April 23, 2014 at 6:18 pm 1 comment

A Change is as Good as a Rest

WP_20140417_001April, 2014, southeast Minnesota. When I first started making notes for this post a few weeks ago, I recorded that the fifth day of spring brought us a wakeup wind-chill temperature of five below zero. I suppose I should have appreciated the symmetry of that statistic. Then on April 1st, we woke up to a 22-degree deepfreeze. And to lots of witty comments about Mother Nature’s April Fool’s Day sense of humor. Har. Har.

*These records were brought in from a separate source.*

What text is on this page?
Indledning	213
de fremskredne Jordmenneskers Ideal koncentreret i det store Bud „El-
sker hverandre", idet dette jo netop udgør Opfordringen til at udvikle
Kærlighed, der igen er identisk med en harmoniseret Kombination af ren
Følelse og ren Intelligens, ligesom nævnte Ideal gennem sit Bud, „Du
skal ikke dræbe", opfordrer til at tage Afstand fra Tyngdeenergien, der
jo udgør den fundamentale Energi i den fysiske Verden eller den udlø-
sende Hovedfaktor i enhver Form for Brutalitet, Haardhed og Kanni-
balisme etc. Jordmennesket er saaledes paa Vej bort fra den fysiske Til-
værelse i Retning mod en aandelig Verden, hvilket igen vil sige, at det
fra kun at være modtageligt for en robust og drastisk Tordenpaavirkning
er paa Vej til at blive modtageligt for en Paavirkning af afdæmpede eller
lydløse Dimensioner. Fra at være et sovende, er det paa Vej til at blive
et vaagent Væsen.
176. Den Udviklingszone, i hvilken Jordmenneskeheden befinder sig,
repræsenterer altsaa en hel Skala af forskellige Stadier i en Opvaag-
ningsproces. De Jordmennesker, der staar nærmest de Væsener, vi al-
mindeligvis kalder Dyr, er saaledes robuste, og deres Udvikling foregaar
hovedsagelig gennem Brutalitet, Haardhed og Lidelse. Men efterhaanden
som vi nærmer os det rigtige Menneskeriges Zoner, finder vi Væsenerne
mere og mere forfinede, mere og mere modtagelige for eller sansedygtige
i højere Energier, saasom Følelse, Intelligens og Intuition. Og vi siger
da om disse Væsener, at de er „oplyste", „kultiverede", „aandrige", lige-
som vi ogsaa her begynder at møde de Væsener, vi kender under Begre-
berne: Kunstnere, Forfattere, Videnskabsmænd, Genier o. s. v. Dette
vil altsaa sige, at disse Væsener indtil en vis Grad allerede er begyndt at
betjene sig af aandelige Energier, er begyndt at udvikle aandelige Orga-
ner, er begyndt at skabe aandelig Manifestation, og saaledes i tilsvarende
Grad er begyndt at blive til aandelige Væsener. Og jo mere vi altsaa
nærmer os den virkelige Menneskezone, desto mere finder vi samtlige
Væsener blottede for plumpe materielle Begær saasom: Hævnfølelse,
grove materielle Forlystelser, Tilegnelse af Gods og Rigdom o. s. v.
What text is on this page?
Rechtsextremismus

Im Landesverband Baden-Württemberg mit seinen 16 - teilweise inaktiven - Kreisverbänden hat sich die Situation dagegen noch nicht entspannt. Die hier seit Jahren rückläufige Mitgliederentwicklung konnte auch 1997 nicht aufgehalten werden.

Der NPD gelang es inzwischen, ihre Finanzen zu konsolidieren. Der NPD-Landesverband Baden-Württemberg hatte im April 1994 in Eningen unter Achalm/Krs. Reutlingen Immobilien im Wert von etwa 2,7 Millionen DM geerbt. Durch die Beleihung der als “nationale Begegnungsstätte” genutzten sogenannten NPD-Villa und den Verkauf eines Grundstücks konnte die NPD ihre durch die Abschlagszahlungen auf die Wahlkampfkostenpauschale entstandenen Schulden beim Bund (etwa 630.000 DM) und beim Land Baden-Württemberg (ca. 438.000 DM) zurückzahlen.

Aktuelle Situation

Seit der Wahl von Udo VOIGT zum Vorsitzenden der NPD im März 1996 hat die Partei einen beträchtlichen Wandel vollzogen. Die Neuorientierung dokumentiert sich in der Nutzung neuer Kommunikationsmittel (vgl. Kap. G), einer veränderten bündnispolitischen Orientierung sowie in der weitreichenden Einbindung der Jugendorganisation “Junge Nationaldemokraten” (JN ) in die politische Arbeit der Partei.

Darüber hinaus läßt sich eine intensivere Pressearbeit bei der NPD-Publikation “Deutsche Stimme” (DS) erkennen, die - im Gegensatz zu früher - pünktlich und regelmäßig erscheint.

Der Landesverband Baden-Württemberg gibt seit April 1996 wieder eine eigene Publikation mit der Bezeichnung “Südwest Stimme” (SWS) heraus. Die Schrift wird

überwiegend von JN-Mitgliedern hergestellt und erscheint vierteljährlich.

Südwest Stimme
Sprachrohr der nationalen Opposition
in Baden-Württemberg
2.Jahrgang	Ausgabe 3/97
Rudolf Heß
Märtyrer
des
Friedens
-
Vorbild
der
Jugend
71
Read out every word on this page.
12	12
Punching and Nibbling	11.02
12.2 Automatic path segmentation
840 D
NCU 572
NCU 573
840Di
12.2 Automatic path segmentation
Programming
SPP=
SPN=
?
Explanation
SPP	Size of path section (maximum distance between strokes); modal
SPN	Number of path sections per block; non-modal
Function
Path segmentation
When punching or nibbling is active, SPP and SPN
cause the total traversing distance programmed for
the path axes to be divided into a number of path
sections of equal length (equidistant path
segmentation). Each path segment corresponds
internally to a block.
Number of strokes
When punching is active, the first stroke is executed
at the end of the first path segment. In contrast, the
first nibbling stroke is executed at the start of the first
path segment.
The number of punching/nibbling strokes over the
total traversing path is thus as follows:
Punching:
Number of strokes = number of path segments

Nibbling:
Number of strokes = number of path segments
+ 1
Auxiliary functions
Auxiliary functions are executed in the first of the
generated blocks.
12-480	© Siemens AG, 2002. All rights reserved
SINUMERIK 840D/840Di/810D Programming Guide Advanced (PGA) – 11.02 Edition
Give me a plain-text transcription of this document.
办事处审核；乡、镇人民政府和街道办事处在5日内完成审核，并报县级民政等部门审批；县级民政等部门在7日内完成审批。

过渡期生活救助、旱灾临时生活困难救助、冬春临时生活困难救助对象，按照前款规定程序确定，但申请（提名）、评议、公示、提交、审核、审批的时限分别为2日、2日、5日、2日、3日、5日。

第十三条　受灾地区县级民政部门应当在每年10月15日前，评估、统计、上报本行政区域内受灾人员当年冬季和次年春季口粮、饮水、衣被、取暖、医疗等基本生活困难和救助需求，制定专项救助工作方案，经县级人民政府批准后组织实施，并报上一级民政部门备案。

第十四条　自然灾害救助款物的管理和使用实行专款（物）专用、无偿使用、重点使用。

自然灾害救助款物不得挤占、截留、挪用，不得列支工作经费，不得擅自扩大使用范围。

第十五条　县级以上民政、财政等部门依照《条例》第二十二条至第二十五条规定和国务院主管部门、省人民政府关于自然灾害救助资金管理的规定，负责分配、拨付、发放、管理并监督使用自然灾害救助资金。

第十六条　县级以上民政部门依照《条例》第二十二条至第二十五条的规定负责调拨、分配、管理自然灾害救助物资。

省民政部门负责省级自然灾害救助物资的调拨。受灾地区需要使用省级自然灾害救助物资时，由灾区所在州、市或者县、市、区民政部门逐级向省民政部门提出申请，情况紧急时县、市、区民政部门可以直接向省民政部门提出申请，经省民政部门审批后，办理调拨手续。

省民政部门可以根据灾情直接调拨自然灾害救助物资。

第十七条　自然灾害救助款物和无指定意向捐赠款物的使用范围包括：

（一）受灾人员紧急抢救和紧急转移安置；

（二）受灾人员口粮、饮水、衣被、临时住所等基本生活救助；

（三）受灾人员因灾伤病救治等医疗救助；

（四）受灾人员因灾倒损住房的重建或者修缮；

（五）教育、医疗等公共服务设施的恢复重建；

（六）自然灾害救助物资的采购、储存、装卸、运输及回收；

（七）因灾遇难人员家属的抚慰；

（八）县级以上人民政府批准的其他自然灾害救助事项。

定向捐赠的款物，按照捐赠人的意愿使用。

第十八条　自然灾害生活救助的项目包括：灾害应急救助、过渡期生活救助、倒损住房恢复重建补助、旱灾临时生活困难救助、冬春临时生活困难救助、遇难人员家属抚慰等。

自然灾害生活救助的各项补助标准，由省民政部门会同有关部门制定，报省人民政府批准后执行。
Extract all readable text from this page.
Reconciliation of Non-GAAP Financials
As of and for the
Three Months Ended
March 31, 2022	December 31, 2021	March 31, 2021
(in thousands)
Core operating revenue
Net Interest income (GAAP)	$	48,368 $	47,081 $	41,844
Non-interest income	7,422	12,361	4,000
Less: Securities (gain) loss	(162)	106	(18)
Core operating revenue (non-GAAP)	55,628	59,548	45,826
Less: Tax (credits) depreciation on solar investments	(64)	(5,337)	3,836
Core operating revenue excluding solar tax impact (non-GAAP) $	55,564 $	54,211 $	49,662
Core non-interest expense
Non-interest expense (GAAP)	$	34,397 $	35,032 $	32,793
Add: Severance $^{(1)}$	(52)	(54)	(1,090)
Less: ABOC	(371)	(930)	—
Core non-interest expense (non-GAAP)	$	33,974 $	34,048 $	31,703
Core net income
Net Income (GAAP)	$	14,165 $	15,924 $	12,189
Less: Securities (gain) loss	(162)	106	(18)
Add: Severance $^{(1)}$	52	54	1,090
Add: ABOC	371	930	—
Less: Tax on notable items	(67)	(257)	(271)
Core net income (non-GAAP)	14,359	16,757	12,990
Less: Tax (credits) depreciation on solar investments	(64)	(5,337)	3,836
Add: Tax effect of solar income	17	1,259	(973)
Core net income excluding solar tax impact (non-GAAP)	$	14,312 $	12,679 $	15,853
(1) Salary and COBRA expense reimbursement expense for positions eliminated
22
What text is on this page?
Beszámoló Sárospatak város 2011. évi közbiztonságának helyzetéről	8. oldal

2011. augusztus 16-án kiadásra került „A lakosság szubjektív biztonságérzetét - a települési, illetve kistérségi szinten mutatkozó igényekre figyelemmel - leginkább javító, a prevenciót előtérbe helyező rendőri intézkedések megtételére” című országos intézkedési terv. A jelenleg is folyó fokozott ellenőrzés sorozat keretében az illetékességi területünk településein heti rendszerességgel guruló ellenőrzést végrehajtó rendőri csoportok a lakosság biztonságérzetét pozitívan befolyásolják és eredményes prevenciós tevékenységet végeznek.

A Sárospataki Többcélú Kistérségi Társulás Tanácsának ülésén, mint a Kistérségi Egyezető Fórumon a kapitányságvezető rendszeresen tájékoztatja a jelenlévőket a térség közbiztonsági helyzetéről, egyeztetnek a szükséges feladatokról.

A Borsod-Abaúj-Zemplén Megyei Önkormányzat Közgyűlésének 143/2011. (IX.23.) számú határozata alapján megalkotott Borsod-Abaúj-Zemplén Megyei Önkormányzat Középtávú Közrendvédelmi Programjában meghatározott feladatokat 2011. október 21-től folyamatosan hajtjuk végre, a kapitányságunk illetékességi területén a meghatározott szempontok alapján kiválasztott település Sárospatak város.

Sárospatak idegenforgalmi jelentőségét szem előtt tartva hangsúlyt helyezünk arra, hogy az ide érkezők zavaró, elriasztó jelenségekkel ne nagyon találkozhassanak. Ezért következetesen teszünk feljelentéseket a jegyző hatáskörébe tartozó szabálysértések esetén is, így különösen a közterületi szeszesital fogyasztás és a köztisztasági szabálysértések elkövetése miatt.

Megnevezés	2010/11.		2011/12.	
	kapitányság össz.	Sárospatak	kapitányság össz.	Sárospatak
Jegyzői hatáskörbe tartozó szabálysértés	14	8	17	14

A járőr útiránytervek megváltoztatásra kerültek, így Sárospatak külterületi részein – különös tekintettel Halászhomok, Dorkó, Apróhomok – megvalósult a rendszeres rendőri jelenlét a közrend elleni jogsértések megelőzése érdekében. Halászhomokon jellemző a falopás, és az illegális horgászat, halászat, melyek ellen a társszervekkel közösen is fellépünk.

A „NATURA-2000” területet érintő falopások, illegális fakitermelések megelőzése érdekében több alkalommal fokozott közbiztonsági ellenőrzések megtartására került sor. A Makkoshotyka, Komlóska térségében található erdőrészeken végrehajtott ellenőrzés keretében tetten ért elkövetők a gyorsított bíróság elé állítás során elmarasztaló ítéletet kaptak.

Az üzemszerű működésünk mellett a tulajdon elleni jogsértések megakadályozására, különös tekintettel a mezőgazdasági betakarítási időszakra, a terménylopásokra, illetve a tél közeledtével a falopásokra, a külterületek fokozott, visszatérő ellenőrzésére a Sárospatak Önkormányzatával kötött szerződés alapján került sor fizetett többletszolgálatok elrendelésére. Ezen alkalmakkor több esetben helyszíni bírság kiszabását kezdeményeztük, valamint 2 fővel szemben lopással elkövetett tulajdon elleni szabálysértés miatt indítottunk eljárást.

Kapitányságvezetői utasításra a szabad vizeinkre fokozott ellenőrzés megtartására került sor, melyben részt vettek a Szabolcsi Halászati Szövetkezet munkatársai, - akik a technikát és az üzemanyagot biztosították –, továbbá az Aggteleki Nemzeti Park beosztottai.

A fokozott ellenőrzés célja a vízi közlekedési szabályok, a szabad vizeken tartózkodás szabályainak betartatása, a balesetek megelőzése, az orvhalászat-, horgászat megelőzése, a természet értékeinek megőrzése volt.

Now, having just returned from a week in ultra sunny central Mexico, we are a bit depressed over the idea of shoveling 8″ of wet, heavy snow out of the driveway on the day before Good Friday. (See above photo.) The one positive thing about a slow, delayed thaw after voluminous snowfalls was the advantage to people living in flood plain areas. What this additional accumulation means for them, I shudder to think.

The flood-avoidance benefit was the one thing I reminded myself of when my shivering, achy bod moaned its way through another willpower driven exercise session. I don’t often “feel my age,” and the workouts definitely make things better in the long run. But the record-breaking cold of this season exacerbated my usually manageable chronic complaints, big time. And returning from sunbaked high desert territory to the ice-capped frozen north, well, we all know what extreme contrasts can do to throw a person off balance.

As a distraction, and because we can’t be out planting annuals when the ground is still frozen solid, I turn to culling my humongous book collection. This is Phase One of a household commitment to clearing out and paring down – another sign of my advancing years, I suppose. That, and a recently discovered, urgent desire to sell our house and move south As Soon As Possible.

My winter complaints seem to be repetitive. What I find in thumbing through volumes published decades ago is that some social complaints sound that way, too. If I were to write…

“I tell you, my friends, the trouble with this whole country is that so many are selfish! Here’s [millions of] people, with ninety-five per cent of ’em only thinking of self, instead of turning to and helping the responsible businessmen to bring back prosperity! All these corrupt and self-seeking labor unions! Money grubbers! Thinking only of how much wages they can extort from their unfortunate employer…What this country needs is Discipline… ”

…a regular reader of this site might just think I was on a rant about the disastrous situation in Detroit or the tragedy of having close to 50% of the nation’s population robbed of their dignity by a nanny government, with its womb-to-tomb assistance programs that imply the utter inadequacy of individual effort and mock the noble notion of self-reliance.

A rant like that, maybe. But the above quote is taken from Sinclair Lewis’ 1935 novel, It Can’t Happen Here.

I suspect that Mr. Lewis and I would not have shared political views on much of anything, and he was most certainly ridiculing the narrow-mindedness of his character’s anti-union comments, but the quote nonetheless reveals sentiments that echo true and relevant all these years later.

“And when I get ready to retire I’m going to build me an up-to-date bungalow in some lovely resort, not in Como or any other of the proverbial Grecian Isles you may be sure, but somewhere like Florida, California, Sante Fe, & etc., and devote myself just to reading the classics, like Longfellow, James Whitcomb Riley, Lord Macaulay, Henry Van Dyke, Elbert Hubbard, Plato, Hiawatha, & etc.”

This, according to another Lewis character from the same novel. With the addition of desiring to do good works in my retirement years, I could echo these sentiments as well.

Does anyone out there know anything about South Carolina? I know it seldom snows and the housing market is buyer-friendly. But I suppose a little more information would be a good idea before we transplant ourselves and our three travel-resistant furry companions 1,215 miles from home. Culture-shock might again be an issue. Then there is that climate-shock thing, too.

But I think it’s an adjustment I could tolerate. Having looked again at that snapshot I took this morning, I’m pretty darned sure it’s an adjustment I could tolerate.